31 October 2012

South Sudan: Thousands of South Sudanese Are Locked in U.S. Prisons

Juba — Over 3,000 South Sudanese are jailed in various US prisons across the country for allegedly breaking the laws of their new host country, reveals media official in the office of the Vice President.

Vice President's Press Secretary, James Gatdet Dak, told the Sudan Tribune that the recent visit of the Vice President, Riek Machar, to the United States of America had revealed the grave situation facing the citizens of the young nation abroad.

There are hundreds of thousands of South Sudanese citizens, some of whom have acquired dual US citizenship, and are residing in different states across the US. Some went as big families since early 1990s while others remain singles particularly those who later went as "lost boys" and girls.

Some are economically well off or have excelled in US higher learning institutions while others have become homeless and drug addicts.

Gatdet said during Machar's visit to a number of states with higher South Sudanese populations he was briefed on the situation by the community leaders as well as by the South Sudanese officials representing the new nation in Washington DC.

He said there are also requests for deportation of at least 4 South Sudanese every week, which the officials have to every time handle with the US government.

Following the gravity of the situation Machar directed the South Sudan embassy in the US to establish a special desk for the Diasporas so that their issues could be addressed effectively.

The Vice President, he added, also called on the South Sudanese in the US to be law abiding and focus on issues that will promote their welfare while in the US and contribute to the development of the new country.

He also met with the authorities in the states he had visited including in Omaha, Nebraska, which is one of the states with the highest South Sudanese populations.

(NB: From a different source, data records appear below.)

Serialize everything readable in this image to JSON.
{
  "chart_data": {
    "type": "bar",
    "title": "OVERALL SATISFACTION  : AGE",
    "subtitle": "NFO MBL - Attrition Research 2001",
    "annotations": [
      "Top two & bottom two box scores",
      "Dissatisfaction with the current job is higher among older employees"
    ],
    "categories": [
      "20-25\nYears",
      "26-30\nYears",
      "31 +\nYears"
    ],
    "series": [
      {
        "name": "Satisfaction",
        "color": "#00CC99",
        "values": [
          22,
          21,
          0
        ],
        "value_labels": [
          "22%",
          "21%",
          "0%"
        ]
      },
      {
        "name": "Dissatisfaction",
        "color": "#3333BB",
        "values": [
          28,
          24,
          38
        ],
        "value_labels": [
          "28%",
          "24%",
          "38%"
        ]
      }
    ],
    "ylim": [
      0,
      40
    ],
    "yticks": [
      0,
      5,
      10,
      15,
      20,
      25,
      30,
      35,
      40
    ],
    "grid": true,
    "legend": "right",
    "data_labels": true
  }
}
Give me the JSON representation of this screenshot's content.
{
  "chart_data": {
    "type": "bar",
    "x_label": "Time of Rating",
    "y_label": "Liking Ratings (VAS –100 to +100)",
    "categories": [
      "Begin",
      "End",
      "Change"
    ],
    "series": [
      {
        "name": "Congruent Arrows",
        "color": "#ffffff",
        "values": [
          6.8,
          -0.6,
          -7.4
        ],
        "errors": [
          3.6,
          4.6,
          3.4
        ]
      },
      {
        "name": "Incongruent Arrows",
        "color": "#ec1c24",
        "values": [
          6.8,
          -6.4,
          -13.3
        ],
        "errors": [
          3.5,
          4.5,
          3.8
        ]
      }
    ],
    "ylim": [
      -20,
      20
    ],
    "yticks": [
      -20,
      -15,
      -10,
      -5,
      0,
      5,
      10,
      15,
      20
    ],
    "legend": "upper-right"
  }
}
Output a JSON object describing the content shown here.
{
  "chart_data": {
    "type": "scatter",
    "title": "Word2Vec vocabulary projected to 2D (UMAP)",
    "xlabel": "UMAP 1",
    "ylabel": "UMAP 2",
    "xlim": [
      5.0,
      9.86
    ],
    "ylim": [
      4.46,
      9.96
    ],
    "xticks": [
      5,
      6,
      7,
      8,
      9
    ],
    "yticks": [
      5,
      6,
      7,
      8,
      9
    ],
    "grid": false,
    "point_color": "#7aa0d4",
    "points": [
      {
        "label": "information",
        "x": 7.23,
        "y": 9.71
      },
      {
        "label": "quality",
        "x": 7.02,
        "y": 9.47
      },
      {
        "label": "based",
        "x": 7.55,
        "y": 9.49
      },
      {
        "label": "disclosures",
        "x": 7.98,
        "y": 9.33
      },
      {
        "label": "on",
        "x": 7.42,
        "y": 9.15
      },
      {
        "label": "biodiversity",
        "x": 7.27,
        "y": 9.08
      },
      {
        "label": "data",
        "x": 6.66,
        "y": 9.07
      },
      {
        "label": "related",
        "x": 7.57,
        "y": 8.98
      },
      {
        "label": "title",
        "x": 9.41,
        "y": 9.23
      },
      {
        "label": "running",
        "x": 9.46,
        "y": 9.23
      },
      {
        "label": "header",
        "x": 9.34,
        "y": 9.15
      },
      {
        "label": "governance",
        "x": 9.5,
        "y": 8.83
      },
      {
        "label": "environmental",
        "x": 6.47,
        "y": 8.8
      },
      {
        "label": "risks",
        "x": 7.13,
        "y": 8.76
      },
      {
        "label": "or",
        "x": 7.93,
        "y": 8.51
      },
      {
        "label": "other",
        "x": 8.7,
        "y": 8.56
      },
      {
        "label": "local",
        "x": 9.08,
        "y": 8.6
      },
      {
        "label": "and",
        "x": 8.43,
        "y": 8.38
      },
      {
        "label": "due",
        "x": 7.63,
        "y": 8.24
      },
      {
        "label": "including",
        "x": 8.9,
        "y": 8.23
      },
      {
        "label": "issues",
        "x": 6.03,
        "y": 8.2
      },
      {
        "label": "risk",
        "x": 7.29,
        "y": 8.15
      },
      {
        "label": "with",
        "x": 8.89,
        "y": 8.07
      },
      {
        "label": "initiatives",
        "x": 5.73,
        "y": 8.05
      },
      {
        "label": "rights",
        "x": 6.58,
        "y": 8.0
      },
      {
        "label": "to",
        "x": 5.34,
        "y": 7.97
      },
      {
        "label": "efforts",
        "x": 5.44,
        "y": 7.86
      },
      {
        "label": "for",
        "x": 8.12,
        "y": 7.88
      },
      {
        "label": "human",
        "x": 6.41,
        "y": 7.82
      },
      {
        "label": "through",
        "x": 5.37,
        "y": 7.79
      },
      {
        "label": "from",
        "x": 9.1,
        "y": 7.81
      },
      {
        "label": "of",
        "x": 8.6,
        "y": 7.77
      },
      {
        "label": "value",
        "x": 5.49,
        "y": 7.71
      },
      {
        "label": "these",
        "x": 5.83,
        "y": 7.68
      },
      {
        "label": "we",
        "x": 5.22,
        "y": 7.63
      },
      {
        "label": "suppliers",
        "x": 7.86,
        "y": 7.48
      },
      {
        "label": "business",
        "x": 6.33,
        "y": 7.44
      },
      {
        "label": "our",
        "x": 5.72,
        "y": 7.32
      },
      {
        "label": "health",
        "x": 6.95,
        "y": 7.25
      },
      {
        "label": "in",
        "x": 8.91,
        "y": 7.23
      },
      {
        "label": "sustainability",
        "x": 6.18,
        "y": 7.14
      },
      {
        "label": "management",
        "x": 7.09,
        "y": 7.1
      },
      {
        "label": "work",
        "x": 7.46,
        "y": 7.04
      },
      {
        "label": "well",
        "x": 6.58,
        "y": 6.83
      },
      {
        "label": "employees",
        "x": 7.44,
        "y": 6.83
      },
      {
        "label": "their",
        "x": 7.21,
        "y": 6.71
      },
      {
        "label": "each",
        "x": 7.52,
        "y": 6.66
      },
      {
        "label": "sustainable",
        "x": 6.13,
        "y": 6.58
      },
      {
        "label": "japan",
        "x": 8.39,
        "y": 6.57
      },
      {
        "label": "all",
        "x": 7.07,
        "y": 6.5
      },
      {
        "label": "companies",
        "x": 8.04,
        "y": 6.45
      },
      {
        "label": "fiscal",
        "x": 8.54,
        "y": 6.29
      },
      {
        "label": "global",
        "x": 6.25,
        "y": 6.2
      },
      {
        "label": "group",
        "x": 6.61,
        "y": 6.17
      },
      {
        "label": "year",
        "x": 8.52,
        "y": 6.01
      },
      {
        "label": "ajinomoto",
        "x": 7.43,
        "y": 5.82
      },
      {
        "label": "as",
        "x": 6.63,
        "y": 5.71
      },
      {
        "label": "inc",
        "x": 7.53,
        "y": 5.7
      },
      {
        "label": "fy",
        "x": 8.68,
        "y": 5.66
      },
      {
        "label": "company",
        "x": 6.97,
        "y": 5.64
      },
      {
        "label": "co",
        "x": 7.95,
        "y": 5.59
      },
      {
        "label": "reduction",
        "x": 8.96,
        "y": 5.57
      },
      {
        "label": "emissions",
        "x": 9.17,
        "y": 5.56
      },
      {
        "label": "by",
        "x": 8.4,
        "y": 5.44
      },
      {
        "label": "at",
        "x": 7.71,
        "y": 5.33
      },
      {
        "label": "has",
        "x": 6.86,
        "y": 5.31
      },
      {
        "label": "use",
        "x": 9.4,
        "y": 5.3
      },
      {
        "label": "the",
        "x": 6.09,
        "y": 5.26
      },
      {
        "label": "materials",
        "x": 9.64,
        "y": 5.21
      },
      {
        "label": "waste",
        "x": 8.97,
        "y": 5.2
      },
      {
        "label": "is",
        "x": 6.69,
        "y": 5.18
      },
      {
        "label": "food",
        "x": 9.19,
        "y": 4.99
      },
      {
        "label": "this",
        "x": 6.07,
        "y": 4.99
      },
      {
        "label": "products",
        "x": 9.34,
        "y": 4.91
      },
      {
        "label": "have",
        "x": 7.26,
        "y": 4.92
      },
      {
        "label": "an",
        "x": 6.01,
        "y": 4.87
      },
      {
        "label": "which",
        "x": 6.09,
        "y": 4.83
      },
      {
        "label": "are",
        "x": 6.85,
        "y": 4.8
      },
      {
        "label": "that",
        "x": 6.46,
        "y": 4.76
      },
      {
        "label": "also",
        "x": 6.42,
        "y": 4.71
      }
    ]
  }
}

Machar had cordial meeting with the city mayor, Jim Suttle, who gave him the key to the city as a symbol of friendly relations with South Sudanese.

Gatdet further added that while in the US the Vice President met with US investors who expressed interest to invest in various sectors in South Sudan.

He said the Vice President on his return from the US expressed that there were signs of changing investment climate in the US toward South Sudan, saying the investors were keen to invest in railway lines, agriculture, oil pipelines and refineries, among many others.